Among the measures, Biden has asked legislators to make it a criminal offence for a person to “knowingly or intentionally possess proceeds directly obtained from corrupt dealings with the Russian government”.
The measures would also double the statute of limitations for foreign money laundering offences to 10 years, expand the definition of “racketeering” under US law to include efforts to evade sanctions and allow the federal government to use the proceeds from selling the seized assets of sanctioned Russian oligarchs to help the people of Ukraine.
The White House announced the plan on Thursday, shortly before Biden will formally ask for billions of dollars in additional US spending earmarked for supplying Ukraine’s military during an address at the White House.
He will also ask for funds to bolster Ukraine’s economy and support the millions of refugees who fled Russia’s invasion two months ago.
In a virtual address to International Monetary Fund and World Bank leaders last week, Ukrainian President Volodymyr Zelenskyy called for the proceeds of sanctioned property and Central Bank reserves to be used to compensate Ukraine for its losses.
He said that frozen Russian assets “have to be used to rebuild Ukraine after the war as well as to pay for the losses caused to other nations”.
Secretary of the Treasury Janet Yellen said at the time that congressional action would be needed to authorise such actions.
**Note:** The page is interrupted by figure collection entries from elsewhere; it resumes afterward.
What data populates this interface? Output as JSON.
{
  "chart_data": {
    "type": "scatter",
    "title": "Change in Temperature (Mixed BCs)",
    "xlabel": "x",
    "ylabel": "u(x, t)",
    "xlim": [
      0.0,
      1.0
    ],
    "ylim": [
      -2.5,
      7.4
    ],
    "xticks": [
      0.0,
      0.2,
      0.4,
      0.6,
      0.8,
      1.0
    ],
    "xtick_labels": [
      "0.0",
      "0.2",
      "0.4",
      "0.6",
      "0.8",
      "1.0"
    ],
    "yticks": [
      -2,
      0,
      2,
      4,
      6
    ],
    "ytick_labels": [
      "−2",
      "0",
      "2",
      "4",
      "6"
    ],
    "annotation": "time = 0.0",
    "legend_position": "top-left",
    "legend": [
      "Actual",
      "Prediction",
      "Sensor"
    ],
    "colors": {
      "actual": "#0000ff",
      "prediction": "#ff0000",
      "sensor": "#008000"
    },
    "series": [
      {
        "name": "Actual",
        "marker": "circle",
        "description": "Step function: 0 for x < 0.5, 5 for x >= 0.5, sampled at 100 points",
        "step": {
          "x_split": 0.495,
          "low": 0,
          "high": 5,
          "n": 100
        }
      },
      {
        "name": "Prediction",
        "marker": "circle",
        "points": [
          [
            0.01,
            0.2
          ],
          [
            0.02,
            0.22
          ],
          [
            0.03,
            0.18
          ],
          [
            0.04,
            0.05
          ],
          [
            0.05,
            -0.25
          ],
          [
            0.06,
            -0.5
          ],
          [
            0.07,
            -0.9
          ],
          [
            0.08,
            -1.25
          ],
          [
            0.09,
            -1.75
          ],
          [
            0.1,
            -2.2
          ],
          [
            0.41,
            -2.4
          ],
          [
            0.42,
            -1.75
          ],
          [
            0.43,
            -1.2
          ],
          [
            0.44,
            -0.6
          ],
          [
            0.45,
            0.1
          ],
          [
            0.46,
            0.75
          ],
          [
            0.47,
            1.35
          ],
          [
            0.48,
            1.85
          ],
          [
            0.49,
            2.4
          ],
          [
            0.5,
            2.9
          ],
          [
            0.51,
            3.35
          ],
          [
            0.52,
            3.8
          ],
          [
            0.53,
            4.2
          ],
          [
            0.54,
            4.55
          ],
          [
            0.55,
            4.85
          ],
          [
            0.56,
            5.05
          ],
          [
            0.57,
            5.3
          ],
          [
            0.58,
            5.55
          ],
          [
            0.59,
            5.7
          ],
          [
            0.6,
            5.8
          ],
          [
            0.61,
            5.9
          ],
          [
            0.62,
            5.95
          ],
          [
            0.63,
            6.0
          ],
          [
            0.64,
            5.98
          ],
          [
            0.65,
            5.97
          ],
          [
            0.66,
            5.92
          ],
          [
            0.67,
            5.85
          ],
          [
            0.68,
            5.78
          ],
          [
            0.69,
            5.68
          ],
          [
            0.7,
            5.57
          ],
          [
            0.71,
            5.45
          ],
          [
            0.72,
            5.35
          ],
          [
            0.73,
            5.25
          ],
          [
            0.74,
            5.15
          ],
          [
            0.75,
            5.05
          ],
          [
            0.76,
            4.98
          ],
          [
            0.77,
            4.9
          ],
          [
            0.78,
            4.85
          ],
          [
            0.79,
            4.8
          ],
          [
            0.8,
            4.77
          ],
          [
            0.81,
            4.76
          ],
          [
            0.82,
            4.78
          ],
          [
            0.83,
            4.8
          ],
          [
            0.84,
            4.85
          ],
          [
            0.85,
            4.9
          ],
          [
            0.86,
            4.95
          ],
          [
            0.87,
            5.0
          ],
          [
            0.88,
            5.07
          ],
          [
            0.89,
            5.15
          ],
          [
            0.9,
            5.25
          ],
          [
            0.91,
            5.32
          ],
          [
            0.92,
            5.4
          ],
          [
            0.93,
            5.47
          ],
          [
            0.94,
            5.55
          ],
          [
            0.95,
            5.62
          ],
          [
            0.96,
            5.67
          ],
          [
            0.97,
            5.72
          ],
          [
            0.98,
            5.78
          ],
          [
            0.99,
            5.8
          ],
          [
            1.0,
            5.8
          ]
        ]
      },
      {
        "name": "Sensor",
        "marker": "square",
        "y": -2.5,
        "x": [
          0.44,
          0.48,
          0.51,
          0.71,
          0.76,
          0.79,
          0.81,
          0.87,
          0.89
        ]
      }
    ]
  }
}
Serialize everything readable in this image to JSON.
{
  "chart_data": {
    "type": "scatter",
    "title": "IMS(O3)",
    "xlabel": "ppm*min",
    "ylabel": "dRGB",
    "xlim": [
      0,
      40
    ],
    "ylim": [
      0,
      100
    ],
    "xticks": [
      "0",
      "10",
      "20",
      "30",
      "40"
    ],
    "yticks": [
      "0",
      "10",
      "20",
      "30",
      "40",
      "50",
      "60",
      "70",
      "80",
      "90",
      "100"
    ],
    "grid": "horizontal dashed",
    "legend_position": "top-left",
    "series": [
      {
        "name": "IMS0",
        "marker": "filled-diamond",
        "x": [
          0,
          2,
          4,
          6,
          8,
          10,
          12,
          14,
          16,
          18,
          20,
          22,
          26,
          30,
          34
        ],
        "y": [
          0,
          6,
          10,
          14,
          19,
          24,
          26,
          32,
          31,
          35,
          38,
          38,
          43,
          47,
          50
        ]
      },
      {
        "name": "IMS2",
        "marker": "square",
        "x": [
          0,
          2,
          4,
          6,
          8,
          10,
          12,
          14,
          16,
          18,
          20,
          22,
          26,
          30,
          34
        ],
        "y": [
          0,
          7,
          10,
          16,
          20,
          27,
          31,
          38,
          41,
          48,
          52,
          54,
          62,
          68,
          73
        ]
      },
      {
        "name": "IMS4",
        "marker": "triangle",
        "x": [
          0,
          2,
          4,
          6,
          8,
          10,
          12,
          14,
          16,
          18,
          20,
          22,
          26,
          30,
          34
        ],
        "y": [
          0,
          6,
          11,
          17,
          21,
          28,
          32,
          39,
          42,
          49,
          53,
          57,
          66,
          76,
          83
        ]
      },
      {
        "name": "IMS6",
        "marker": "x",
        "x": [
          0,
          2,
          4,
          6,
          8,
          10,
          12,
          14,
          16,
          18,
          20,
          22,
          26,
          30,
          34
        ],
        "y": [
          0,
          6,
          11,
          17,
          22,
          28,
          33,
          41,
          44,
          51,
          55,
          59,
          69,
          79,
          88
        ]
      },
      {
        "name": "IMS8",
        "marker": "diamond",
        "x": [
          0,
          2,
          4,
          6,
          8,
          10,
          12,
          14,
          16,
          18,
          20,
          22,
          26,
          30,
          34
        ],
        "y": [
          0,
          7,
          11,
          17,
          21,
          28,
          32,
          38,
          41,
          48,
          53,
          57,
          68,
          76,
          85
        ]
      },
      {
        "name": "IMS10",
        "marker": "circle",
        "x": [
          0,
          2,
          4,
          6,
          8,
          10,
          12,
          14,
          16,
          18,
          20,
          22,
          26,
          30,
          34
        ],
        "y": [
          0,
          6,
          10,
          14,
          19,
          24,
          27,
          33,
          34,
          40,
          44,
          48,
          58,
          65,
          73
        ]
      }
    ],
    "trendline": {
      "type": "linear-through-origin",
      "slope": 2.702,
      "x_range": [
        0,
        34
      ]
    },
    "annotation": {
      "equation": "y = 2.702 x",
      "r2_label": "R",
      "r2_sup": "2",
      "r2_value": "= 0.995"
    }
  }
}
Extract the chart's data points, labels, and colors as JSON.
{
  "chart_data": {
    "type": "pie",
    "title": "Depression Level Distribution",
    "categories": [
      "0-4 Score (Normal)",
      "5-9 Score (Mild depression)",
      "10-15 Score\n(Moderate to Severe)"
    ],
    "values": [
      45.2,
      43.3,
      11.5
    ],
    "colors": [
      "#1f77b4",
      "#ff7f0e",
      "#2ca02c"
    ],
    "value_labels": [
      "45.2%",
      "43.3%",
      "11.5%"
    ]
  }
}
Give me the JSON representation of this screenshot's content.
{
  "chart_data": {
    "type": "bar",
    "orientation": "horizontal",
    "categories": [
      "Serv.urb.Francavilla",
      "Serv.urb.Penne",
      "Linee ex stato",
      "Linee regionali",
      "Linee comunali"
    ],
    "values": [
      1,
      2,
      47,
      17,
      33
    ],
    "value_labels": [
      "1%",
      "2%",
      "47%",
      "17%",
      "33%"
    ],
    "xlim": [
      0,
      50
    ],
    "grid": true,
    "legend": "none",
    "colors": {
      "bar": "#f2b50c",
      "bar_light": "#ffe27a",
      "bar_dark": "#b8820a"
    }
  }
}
To date, the war has caused more than $60bn in damage to buildings and infrastructure, World Bank President David Malpass said last week. And the IMF in its latest world economic outlook stated that Ukraine’s economy will shrink by 35 percent this year and next.
In recent weeks, the US and global allies have sanctioned dozens of oligarchs and their family members, along with hundreds of Russian officials involved in or deemed to be supporting its invasion of Ukraine.
The White House has said the new tools will toughen the impact of the sanctions on Russia’s economy and its governing class by making sanctions more difficult to evade.
Meanwhile, the funding request will come atop $13.6bn that Congress approved last month in military and economic aid to assist Ukraine and other allies in the region to deal with the fallout of a war now in its ninth week.